I recently interacted with a dating group that was nearly obsessed with attachment styles. Some ladies stated they wouldn’t even consider a relationship with a man who had certain styles. Most women in the group were over-evaluating her attachment style with his attachment style. And truly, they were guessing at his because none of them knew enough about the guy to make a “diagnosis.” It felt over the top to me.
Attachment styles are like everything else, on a spectrum or in combination with another style. So, you can be predominantly one style with a little of another style. Yet, it’s not a complicated theory, a little Freudian, and for some reason, it is currently a hot button in dating.

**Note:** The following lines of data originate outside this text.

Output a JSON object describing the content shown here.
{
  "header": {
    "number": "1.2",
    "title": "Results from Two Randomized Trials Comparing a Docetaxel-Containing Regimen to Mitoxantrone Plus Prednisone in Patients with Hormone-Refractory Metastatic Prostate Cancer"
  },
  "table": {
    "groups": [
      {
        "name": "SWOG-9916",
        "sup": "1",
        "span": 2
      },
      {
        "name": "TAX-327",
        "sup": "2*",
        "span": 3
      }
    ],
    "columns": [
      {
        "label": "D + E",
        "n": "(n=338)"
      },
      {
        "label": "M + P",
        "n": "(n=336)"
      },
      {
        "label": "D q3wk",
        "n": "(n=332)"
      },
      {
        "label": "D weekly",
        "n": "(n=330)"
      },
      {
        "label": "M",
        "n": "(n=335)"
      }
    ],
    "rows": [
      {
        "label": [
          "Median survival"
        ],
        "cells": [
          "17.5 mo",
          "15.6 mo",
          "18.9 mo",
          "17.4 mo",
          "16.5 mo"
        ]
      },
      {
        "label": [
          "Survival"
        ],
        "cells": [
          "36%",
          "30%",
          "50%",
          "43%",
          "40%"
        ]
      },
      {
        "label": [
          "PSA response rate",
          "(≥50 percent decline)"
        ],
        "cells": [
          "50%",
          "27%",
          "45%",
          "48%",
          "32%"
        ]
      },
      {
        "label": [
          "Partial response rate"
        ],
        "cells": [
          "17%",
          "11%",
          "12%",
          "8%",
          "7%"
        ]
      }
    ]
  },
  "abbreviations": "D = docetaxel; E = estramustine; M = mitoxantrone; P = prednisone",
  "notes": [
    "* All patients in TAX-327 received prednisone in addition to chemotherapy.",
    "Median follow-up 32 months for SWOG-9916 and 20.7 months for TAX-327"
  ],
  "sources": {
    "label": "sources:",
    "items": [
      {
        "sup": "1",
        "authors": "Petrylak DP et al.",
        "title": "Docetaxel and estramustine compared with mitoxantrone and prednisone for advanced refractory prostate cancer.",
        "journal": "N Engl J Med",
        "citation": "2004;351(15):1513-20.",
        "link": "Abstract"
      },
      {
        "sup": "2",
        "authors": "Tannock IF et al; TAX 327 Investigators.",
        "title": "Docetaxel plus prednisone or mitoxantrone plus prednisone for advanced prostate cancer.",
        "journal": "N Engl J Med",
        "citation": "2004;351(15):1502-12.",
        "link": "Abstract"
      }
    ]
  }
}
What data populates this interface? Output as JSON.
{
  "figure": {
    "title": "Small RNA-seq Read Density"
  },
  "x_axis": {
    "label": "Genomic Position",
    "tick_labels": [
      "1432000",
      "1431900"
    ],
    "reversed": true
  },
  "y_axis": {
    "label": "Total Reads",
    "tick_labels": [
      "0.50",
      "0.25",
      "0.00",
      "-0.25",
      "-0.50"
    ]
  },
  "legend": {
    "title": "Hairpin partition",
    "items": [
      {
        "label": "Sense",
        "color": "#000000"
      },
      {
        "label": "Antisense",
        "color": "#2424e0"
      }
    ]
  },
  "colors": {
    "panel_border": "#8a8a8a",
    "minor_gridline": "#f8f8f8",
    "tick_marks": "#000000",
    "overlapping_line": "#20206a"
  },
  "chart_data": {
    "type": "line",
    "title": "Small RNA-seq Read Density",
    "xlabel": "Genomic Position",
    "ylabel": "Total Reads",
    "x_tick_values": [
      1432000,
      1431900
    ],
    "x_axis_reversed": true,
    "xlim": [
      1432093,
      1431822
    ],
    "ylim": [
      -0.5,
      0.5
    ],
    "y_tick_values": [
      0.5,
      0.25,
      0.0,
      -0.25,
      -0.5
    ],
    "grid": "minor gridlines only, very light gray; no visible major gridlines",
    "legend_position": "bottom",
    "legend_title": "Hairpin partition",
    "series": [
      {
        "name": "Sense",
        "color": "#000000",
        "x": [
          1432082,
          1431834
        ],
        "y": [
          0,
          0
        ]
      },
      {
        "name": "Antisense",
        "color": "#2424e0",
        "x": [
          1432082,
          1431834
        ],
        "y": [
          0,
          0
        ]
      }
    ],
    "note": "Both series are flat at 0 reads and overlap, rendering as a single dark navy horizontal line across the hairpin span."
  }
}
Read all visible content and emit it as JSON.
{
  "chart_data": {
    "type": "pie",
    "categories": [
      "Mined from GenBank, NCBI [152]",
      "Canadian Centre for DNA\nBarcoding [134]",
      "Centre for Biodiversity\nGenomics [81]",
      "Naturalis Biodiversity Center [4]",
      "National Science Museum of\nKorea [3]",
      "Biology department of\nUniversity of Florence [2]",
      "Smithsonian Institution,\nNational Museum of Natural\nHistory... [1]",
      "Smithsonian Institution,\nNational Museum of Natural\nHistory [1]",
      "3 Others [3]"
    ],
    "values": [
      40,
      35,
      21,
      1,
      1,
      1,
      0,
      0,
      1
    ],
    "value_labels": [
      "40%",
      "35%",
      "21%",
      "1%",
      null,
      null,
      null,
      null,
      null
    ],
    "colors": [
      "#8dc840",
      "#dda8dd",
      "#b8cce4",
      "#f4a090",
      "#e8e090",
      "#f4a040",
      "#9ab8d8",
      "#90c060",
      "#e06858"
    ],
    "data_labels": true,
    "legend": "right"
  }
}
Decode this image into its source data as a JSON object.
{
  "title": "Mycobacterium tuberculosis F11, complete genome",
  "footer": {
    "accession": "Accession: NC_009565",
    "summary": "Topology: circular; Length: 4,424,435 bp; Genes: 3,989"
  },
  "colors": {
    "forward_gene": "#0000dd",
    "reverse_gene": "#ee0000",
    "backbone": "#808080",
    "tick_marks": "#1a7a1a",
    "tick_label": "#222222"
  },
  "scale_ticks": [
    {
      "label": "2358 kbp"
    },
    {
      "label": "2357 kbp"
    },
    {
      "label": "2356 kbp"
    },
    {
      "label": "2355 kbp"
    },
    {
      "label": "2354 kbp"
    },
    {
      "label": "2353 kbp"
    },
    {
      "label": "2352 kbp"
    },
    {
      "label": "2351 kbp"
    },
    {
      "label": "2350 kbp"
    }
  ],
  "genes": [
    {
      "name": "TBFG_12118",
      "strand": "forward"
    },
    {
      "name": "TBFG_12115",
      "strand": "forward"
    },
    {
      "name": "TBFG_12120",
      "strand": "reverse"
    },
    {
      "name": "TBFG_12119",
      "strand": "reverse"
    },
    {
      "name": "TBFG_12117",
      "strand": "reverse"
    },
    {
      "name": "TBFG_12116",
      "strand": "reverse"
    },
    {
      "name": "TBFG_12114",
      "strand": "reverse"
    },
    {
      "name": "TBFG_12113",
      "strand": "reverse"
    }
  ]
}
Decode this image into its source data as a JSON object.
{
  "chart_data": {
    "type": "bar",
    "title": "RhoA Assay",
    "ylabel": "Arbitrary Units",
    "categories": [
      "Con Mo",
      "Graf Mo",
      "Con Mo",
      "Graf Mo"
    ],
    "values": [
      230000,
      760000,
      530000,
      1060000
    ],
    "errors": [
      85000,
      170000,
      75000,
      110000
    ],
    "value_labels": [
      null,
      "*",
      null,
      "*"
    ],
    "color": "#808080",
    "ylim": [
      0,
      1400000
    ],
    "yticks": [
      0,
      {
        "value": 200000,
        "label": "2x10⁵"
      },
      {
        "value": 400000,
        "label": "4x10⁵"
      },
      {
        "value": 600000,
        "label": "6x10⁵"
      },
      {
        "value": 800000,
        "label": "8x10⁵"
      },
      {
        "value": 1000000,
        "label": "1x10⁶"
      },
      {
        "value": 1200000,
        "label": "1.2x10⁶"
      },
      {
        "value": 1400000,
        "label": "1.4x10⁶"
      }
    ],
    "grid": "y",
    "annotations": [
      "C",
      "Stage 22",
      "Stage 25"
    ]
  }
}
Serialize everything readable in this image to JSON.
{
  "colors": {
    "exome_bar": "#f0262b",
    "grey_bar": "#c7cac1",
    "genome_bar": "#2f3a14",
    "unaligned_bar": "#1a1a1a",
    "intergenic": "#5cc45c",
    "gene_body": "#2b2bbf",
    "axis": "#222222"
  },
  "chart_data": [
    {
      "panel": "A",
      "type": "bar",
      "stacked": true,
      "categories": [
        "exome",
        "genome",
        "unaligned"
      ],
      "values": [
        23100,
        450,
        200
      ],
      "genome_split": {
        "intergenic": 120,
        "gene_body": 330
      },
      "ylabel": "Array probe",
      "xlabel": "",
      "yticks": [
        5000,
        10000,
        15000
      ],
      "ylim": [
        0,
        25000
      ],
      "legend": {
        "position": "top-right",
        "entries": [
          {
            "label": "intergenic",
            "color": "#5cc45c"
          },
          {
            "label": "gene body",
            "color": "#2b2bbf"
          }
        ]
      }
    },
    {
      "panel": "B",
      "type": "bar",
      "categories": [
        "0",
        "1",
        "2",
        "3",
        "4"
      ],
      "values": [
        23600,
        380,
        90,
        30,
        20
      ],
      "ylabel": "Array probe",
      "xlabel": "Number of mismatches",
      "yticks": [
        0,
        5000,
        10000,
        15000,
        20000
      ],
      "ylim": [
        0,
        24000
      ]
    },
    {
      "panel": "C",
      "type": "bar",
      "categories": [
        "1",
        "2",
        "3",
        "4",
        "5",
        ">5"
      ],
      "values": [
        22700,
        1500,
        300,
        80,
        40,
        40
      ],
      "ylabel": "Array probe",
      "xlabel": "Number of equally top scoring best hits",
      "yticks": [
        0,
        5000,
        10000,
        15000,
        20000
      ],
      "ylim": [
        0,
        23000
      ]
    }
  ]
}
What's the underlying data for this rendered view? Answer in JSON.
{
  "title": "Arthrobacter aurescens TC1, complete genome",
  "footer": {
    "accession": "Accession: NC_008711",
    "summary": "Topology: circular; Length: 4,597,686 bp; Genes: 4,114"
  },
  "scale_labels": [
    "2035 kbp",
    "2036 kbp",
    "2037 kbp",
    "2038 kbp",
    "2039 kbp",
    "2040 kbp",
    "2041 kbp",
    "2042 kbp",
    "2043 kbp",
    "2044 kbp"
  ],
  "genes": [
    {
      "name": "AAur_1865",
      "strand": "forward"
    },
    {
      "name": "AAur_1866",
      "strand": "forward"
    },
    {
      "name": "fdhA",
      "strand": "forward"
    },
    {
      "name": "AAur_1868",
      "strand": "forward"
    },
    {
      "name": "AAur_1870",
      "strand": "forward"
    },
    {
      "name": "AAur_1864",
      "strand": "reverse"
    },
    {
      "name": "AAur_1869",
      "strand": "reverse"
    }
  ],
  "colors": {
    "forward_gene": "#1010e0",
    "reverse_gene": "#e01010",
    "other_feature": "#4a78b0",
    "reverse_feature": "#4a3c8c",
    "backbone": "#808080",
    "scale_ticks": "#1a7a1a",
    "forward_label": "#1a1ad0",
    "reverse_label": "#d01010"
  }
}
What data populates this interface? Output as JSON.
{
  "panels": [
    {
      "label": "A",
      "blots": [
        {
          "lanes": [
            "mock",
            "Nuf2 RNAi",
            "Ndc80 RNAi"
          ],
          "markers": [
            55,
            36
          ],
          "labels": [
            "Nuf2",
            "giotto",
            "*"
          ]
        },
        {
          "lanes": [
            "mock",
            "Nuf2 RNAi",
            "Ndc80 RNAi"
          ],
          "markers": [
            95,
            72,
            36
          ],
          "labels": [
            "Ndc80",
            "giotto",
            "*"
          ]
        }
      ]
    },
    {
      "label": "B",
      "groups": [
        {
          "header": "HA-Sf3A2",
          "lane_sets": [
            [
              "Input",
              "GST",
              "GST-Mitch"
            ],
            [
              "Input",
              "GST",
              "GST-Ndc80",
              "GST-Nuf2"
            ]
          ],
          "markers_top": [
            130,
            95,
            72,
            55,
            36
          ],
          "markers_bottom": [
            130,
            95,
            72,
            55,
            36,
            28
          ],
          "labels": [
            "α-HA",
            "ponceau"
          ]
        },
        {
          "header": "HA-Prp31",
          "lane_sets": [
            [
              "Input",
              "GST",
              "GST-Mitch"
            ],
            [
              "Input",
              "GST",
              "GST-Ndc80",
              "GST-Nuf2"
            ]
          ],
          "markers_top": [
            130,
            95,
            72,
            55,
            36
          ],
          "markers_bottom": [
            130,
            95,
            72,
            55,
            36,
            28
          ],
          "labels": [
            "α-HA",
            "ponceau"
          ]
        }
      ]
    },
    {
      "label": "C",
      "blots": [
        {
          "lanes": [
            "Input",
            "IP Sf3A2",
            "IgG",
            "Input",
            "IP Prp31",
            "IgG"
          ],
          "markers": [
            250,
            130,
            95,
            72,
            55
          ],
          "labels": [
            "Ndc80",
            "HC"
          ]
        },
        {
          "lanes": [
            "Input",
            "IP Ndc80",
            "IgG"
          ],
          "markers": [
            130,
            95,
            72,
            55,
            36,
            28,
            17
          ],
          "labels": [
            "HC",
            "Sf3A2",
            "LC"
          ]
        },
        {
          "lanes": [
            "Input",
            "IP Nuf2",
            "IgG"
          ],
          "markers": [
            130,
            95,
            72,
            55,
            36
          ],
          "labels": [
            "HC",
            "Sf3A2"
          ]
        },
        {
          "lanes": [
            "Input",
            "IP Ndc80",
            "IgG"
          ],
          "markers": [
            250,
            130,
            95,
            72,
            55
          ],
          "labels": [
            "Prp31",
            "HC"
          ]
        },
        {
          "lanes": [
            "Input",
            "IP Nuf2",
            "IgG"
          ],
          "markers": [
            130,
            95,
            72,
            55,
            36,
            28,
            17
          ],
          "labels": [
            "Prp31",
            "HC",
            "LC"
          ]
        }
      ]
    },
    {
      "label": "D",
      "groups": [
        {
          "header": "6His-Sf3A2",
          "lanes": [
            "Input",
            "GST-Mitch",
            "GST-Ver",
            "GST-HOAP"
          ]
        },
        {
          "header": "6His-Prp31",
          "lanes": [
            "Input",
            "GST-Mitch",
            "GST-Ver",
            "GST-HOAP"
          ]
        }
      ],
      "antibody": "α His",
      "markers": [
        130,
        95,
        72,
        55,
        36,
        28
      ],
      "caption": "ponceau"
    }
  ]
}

So, let’s review a little. Attachment styles are psychological theories that explain relationships based on childhood behaviors from your parents or family unit. There are four main attachment styles. I’ve listed them below and provided the simplest of definitions.
Secure: People who can get attached and detach without high drama
Avoidant: People who choose to avoid attachments because they are reliant on themselves
Anxious: People who get into relationships and constantly worry about someone leaving
Disorganized: People who have multiple/severe traumas in their lives where formative relationships have let them down
The definitions above are about all you need to know to get a picture of your style. You can make it complicated or get deep if you fancy that. People like to play armchair psychologists even though it is not always healthy. (For those of you who need to know more to satisfy an interest or curiosity, I have attached a link to get you started and a link to a find your style quiz at the bottom of this article.)
While the roots for Attachment Style are based soundly in psychology and probably researched to infinity, I don’t think your attachment style matters deeply to your relationship success for most people. However, multiple massive traumas do matter and need addressing by a professional. Also, someone who is constantly in high conflict and drama may find using this information with a professional beneficial. Let the specialists do their job when needed.
Here is why it doesn’t matter.
Research has shown that any combination of attachment styles can create a successful relationship. True, it is best if you are both secure. However, learning the needs and nuances of your partner will keep you building your relationship despite your style.
We should all be pursuing a “secure” attachment style. If you already have this style, you can continue to refine it and make it more robust (move further along the spectrum). If you don’t know your style, it may be helpful to know where you are starting from, but I don’t think it is necessary. Seek to develop the traits of a secure person regardless of where you start.
We tend to put people in a box and not let them out. For example, by labeling someone as anxious, we tend to accommodate them rather than genuinely helping them grow to become more secure. On the flip side, some people are not genuine and put in a box and then use the knowledge to push their partner’s triggers. That is NOT cool but happens.
Let the rabbits go down a rabbit hole and not you. Please don’t spend a bunch of time overanalyzing behaviors and try to make it a positive and productive time. Seriously, “were you attached to your parents growing up?” should not become a first-date question. Dating is fun. So, Let it be fun, and rather than trying to determine your date’s attachment style, try looking at the entire person and what they bring into your life.
So, let’s take a moment to identify why do care about attachment styles.
Primarily we care because pursuing secure attachment is healthy. Knowing what that looks like turns it into a pursuit. Healthy attachment looks like this.
Someone who finds enjoyment in a caring, loving relationship but doesn’t need it to survive.
This person is a great communicator and has positive dialogue regarding the good and happy things, issues of conflict, and the other sad and dire circumstances in life.
As a partner, you can depend on them, and they also have trust that you are dependable.
This partner encourages a healthy amount of independence. For example, a secure partner would support spending with friends, hobbies, interests, and so on, without feeling like that person is leaving them or uninterested in them.
Alternative viewpoints are heard and understood. A secure partner can accept a view different from their own and not try to change another person’s mind or fix it. They are ok with people having other thoughts.
Manages emotions clearly, as in not overly angry, upset, passive-aggressive, or thriving in drama.
Discussions and training are out there, and some people do find it helpful. I personally wouldn’t spend money on this stuff. But since it’s out in the dating world, let’s consider why it does matter.
If you find it interesting, it can help pursue healthy traits. Some things are simply blind to humans until something or someone points them out. It may help to talk about it with someone you are in a serious relationship with to widen your view. Try close friends or family if you are not in a relationship worthy (yet) of this discussion. Make personal growth your standard and continue this standard with relationships of all kinds. As you developed your secure attachment traits this improves all of your relationships as well.
The traits of secure attachment are imperative for healthy relationships but don’t overthink this stuff. If you have a secure attachment style, you can have more confidence in your relationship skills. And it would help if you still kept refining them. If you have something other than a secure style, plan to become more confident in your style and keep moving forward. You can then have more confidence in your behaviors as well. Know you are growing and progressing either way. That’s positive work.